This entry is mostly a late report on the European Lisp Symposium, held a couple of weeks ago at the LaBRI in Bordeaux. I think both Pascal Costanza (Program Chair) and Robert Strandh (Local Organizing Chair) deserve a pat on the back or two, because everything seemed to go off without a hitch; an interesting programme, plenty of things to do, good food, and (best of all) bad weather, so it didn't feel too depressing to be in a lecture hall for most of the day.
I actually went to Bordeaux a couple of days early, partly to meet with old friends (a big thank you to Rachel and Tim Moore for putting me up for the week) and partly so that I could give a talk about my main research project to the Image et Son research group there. Some useful discussion ensued, which was good.
The first day of the symposium had a closed writers' workshop session, run in parallel with Birds-of-a-Feather sessions. I wasn't a writer (so I wasn't at the writers' workshop), but from what I heard it was a useful exercise for those present: the idea is that written work that is in progress is briefly presented to a audience of peers, who then discuss it without reference to the author; the author can then garner a lot of useful feedback for improving the paper. (There are also formal mechanisms for defusing tension, and the reason for closing the session is to make sure that everyone present is on the same level.)
The BoF sessions were probably the thing that need more care in future; they were organized a little bit at the last minute, so session leaders were unprepared (and there wasn't much of a choice: only one BoF at a time meant that people defaulted to that rather than anything else, quite understandably). I attended a session about concurrency, but without paying much attention as I rediscovered the fact that hacking for 45 minutes continuously is much more than three times as productive as hacking three times for 15 minutes. I skipped the next one to talk some more with Pierre Hanna and Matthias Robine about Music Information Retrieval (or “work work” as opposed to “play work”).
After lunch I tried to act as chair of a CLIM / McCLIM BoF session. The problem with it being the default choice was that we spent a lot of time on background rather than on discussing the future – not that that's too bad a thing when Scott McKay is sitting at the back of the room, because we could get a lot of background. The really unfortunate thing, caused mostly because of the short notice, is that almost none of the demos actually worked: I had a CLIM Listener that I couldn't type into; Troels managed to wedge SBCL's threads somehow, and even Andreas and his Classic CLIM demos managed to send keyboard focus somewhere. We agreed that the next release would come with working demos. Still, choice quote from Scott: “oh yeah, I wrote that!”

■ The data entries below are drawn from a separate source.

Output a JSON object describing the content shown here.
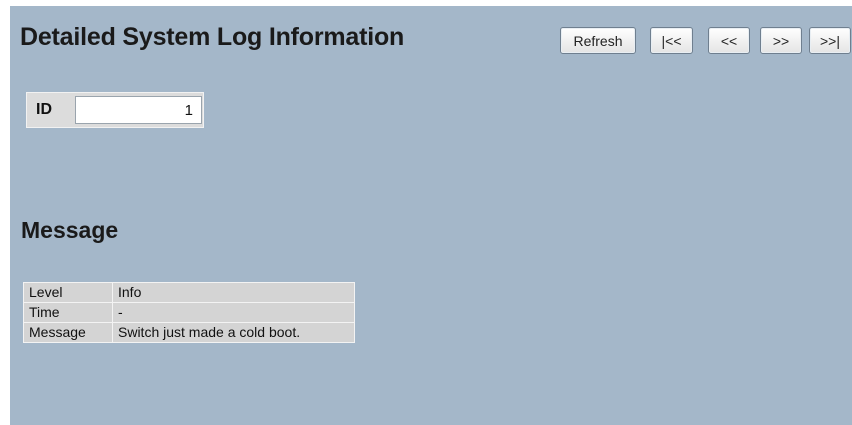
{
  "page": {
    "title": "Detailed System Log Information"
  },
  "toolbar": {
    "refresh_label": "Refresh",
    "first_label": "|<<",
    "prev_label": "<<",
    "next_label": ">>",
    "last_label": ">>|"
  },
  "id_field": {
    "label": "ID",
    "value": "1"
  },
  "message_section": {
    "title": "Message",
    "rows": [
      {
        "key": "Level",
        "value": "Info"
      },
      {
        "key": "Time",
        "value": "-"
      },
      {
        "key": "Message",
        "value": "Switch just made a cold boot."
      }
    ]
  }
}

Apparently there was then a BoF focussing on replacing ASDF, which maybe got further because of better focus. I was in a meeting at that point, tentatively planning (with others) ELS 2009, which will be in Milan, hosted by Marco Antoniotti and chaired by António Leitão – put May 2009 in your diaries now! After that, we went to the mairie, technically as invitees of Alain Juppé, for drinks and a speech about how historical and forward-looking Bordeaux is. Nasty surprise: I got volunteered to do simultaneous translation, which is hard; I learnt afterwards that the mayor's underling who'd been volunteered to give the speech was also a first-timer, so that explains the utter confusion and sentences like “Bordeaux is nice” that came out.
The second day of the symposium was dedicated to the technical programme: a fine set of talks, I think. Mine (work done in collaboration with Jim Newton) suffered from being the third different talk I'd had to give in ten days; I think I was not as clear as I would have liked to be. But I did get some questions, including one from Didier Verna about what good class-eq specializers are, about which more in a later diary entry. I enjoyed Didier Verna's talk a lot; though it didn't tell me anything I didn't know, it was a clear presentation of a problem of expression and how to solve it using CLOS and the MOP; the talk by Sebastián González about Ambient Objects and Context-Oriented Programming was extremely well judged, I think.
And then it was all over bar the banquet, which was nice; plenty of useful discussions with colleagues past, present and future; good food, good wine (well, you'd hope so...) and good company. And then back home in time to perform in the English Music Festival and fall asleep, fortunately in that order.